Это под дразнивание для коротания времени сложилось мало-помалу за последние два года их поездок во Францию. Праздные взгляды намекали на иную жизнь: бревенчатый крестьянский дом в Нормандии, щеголеватый бургундский manoir,[117]шато в глуши Берри. И теперь возникло что-то вроде почти серьезного намерения, в котором ни та, ни другая себе не признавались. А потому Флоренс объявляла, что их эрмитаж вновь не обретен, и вскоре они его посещали.
Шато Допра-Баж не числилось в большой «Классификации 1855 года». Оно было скромным cru bourgeois,[118]16 гектаров, засаженных каберне-совиньоном, мерло и пти-вердо. В последнее десятилетие филоксера зачернила зеленый вельвет, и его ослабевший, обедневший владелец неуверенно попытался высадить новые лозы. Три года назад он умер, оставив все молодому парижскому племяннику, который снобистски предпочитал Бургундию и старался избавиться от Шато Допра-Баж как можно быстрее. Но никому из соседей не улыбалось обременить себя больным виноградником. Régisseur[119]и homme d'affaires[120]поэтому кое-как обходились сезонными работниками, производя вино, которое, как признавали даже они, пало до уровня cru artisan.[121]
Когда Флоренс и Эмили вернулись во второй раз, мсье Ламбер, homme d'affaires, коротышка в черном костюме, фетровой кепке и с острыми усами, державшийся и угодливо, и властно, неожиданно обернулся к Эмили, которую счел помоложе, а потому более опасной из двух, и грозно спросил:
— Êtes-vous Américaniste?[122]
Не поняв, она ответила:
— Anglaise.[123]
— Américaniste? — повторил он.
— Non,[124]— ответила она, и он одобрительно крякнул. У нее было ощущение, будто она выдержала какой-то экзамен, понятия не имея, в чем он заключался.
На следующее утро, завтракая устрицами и поджаренными колбасками, Флоренс произнесла задумчиво:
— Нельзя сказать, что у них здесь есть ландшафт, скорее одни контуры.
— Значит, это не явится такой уж большой переменой после Эссекса.
Обе заметили соблазнительность перехода «могло бы» и «могло» в «есть» и «явится». Они теперь приехали во Францию на пятое лето. В отелях они делили одну кровать, а за столом разрешали себе вино, и после обеда Флоренс выкуривала одну сигарету. Каждый год это было пьянящим бегством на свободу и оправданием их жизни среди турнепсов, и укором ей. До этих пор их экскурсии в среду французов были легким флиртом. Теперь Эмили чувствовала, словно что-то (не судьба, но какая-то сила пониже, управлявшая их жизнями) поймало ее на слове.

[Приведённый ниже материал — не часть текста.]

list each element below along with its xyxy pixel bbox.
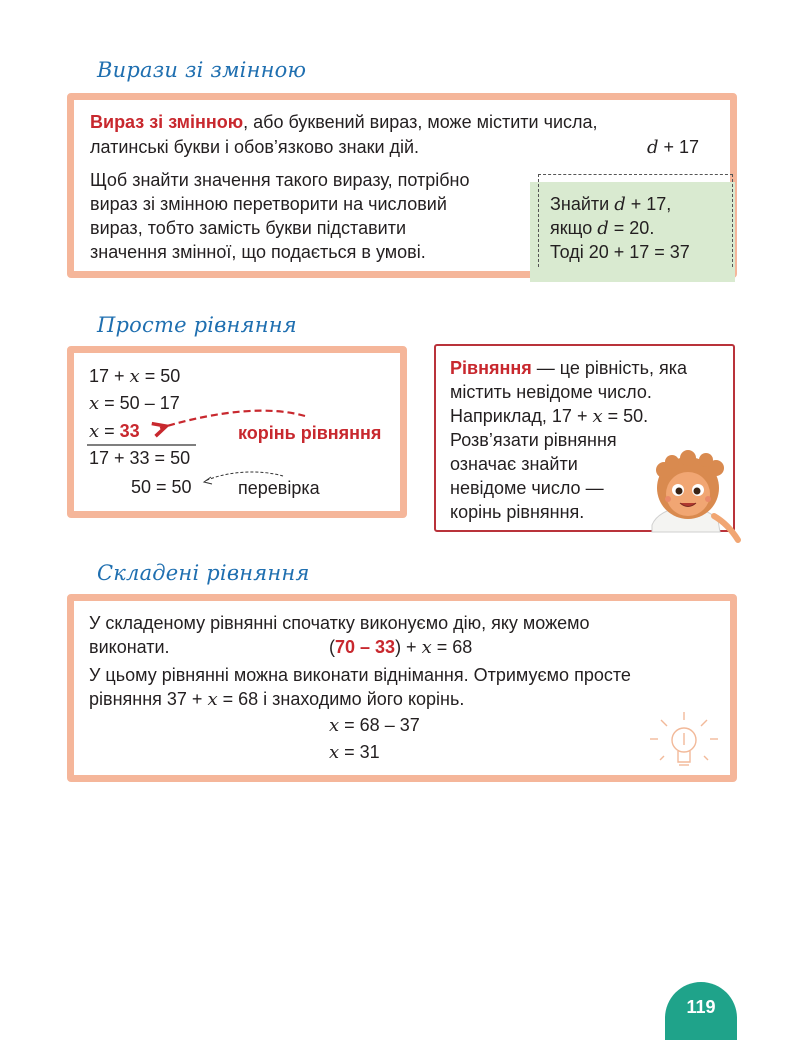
eq-text: ) +	[395, 637, 422, 657]
compound-line-1: У складеному рівнянні спочатку виконуємо дію, яку можемо	[89, 613, 590, 633]
example-card-line-3: Тоді 20 + 17 = 37	[550, 242, 690, 262]
section-heading-variable-expressions: Вирази зі змінною	[97, 58, 307, 82]
variable-d: d	[614, 194, 626, 215]
check-line-1: 17 + 33 = 50	[89, 448, 191, 468]
variable-d: d	[647, 137, 659, 158]
eq-text: = 68	[431, 637, 473, 657]
variable-x: x	[207, 689, 218, 710]
variable-x: x	[89, 393, 100, 414]
lightbulb-icon	[650, 712, 718, 765]
variable-x: x	[592, 406, 603, 427]
section-heading-simple-equation: Просте рівняння	[97, 313, 297, 337]
expression-rest: + 17	[658, 137, 700, 157]
eq-text: = 68 – 37	[339, 715, 420, 735]
variable-x: x	[421, 637, 432, 658]
equation-def-line-7: корінь рівняння.	[450, 502, 585, 522]
def-text: Наприклад, 17 +	[450, 406, 593, 426]
definition-text: , або буквений вираз, може містити числа,	[243, 112, 598, 132]
card-text: + 17,	[625, 194, 672, 214]
def-text: = 50.	[602, 406, 649, 426]
check-label: перевірка	[238, 478, 320, 498]
compound-line-2: виконати.	[89, 637, 170, 657]
def-text: — це рівність, яка	[531, 358, 687, 378]
child-illustration	[652, 450, 738, 540]
equation-def-line-2: містить невідоме число.	[450, 382, 652, 402]
card-text: якщо	[550, 218, 598, 238]
term-equation: Рівняння	[450, 358, 532, 378]
card-text: = 20.	[608, 218, 655, 238]
variable-d: d	[597, 218, 609, 239]
page-number: 119	[665, 982, 737, 1040]
check-arrow	[205, 472, 283, 481]
paragraph-line-4: значення змінної, що подається в умові.	[90, 242, 426, 262]
eq-highlight: 70 – 33	[335, 637, 396, 657]
equation-def-line-5: означає знайти	[450, 454, 578, 474]
eq-text: = 50 – 17	[99, 393, 180, 413]
eq-text: = 50	[139, 366, 181, 386]
root-value: 33	[119, 421, 140, 441]
paragraph-line-3: вираз, тобто замість букви підставити	[90, 218, 406, 238]
check-line-2: 50 = 50	[131, 477, 192, 497]
root-arrow	[160, 411, 305, 428]
paragraph-line-2: вираз зі змінною перетворити на числовий	[90, 194, 447, 214]
variable-x: x	[89, 421, 100, 442]
variable-x: x	[329, 715, 340, 736]
definition-line-2: латинські букви і обов’язково знаки дій.	[90, 137, 420, 157]
equation-def-line-4: Розв’язати рівняння	[450, 430, 617, 450]
eq-text: = 31	[339, 742, 380, 762]
term-variable-expression: Вираз зі змінною	[90, 112, 244, 132]
check-arrowhead	[204, 477, 212, 484]
variable-x: x	[329, 742, 340, 763]
eq-text: = 68 і знаходимо його корінь.	[217, 689, 465, 709]
eq-text: =	[99, 421, 120, 441]
paragraph-line-1: Щоб знайти значення такого виразу, потрібно	[90, 170, 470, 190]
root-label: корінь рівняння	[238, 423, 382, 443]
eq-text: (	[329, 637, 335, 657]
compound-line-3: У цьому рівнянні можна виконати віднімання. Отримуємо просте	[89, 665, 631, 685]
variable-x: x	[129, 366, 140, 387]
card-text: Знайти	[550, 194, 615, 214]
eq-text: рівняння 37 +	[89, 689, 208, 709]
eq-text: 17 +	[89, 366, 130, 386]
section-heading-compound-equations: Складені рівняння	[97, 561, 310, 585]
equation-def-line-6: невідоме число —	[450, 478, 604, 498]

— Во всяком случае, это твои деньги, — сказала она, понимая, что ситуация действительно приняла очень серьезный оборот.
— Это деньги моего отца, а детей у меня не будет.
Флоренс, более крупная и чуть постарше, имела привычку сообщать о своих решениях завуалированно. Она была темноволосой и крепкой, с обманчивой манерой обескураживающей прямолинейности. На самом деле она была и более способной, и более благодушной, чем казалась, несмотря на ленивое предпочтение наиболее общего аспекта любого плана. В частностях всегда можно было положиться на Эмили; на Эмили, худощавую, белокурую, хлопотливо аккуратную, щурящуюся сквозь очки в золотой оправе на страницы записной книжки, альбома, расписания, газеты, меню, «Бедекера», на карты, билеты и юридические примечания петитом; Эмили, полную тревог и все же оптимистичную, которая теперь сказала с удивлением:
— Но мы же ничего не знаем о производстве вин.
— Мы же не нанимаемся в vendangeuses,[125]— ответила Флоренс с ленивой надменностью, которая была лишь частично насмешкой над собой. — Папа не знал, как работают лесопильни, но знал, что джентльменам нужны письменные столы. К тому же я уверена, что ты проштудируешь этот вопрос. Вряд ли он более сложен, чем… соборы.
Самый недавний иллюстрирующий пример: с ее точки зрения, они слишком много времени потратили перед статуей Бертрана де Гота, архиепископа Бордо, впоследствии папы Клемента V, пока Эмили распространялась об арках нефа романского стиля XII века и двойных хорах еще какого-то — несомненно, более раннего или позднего — века.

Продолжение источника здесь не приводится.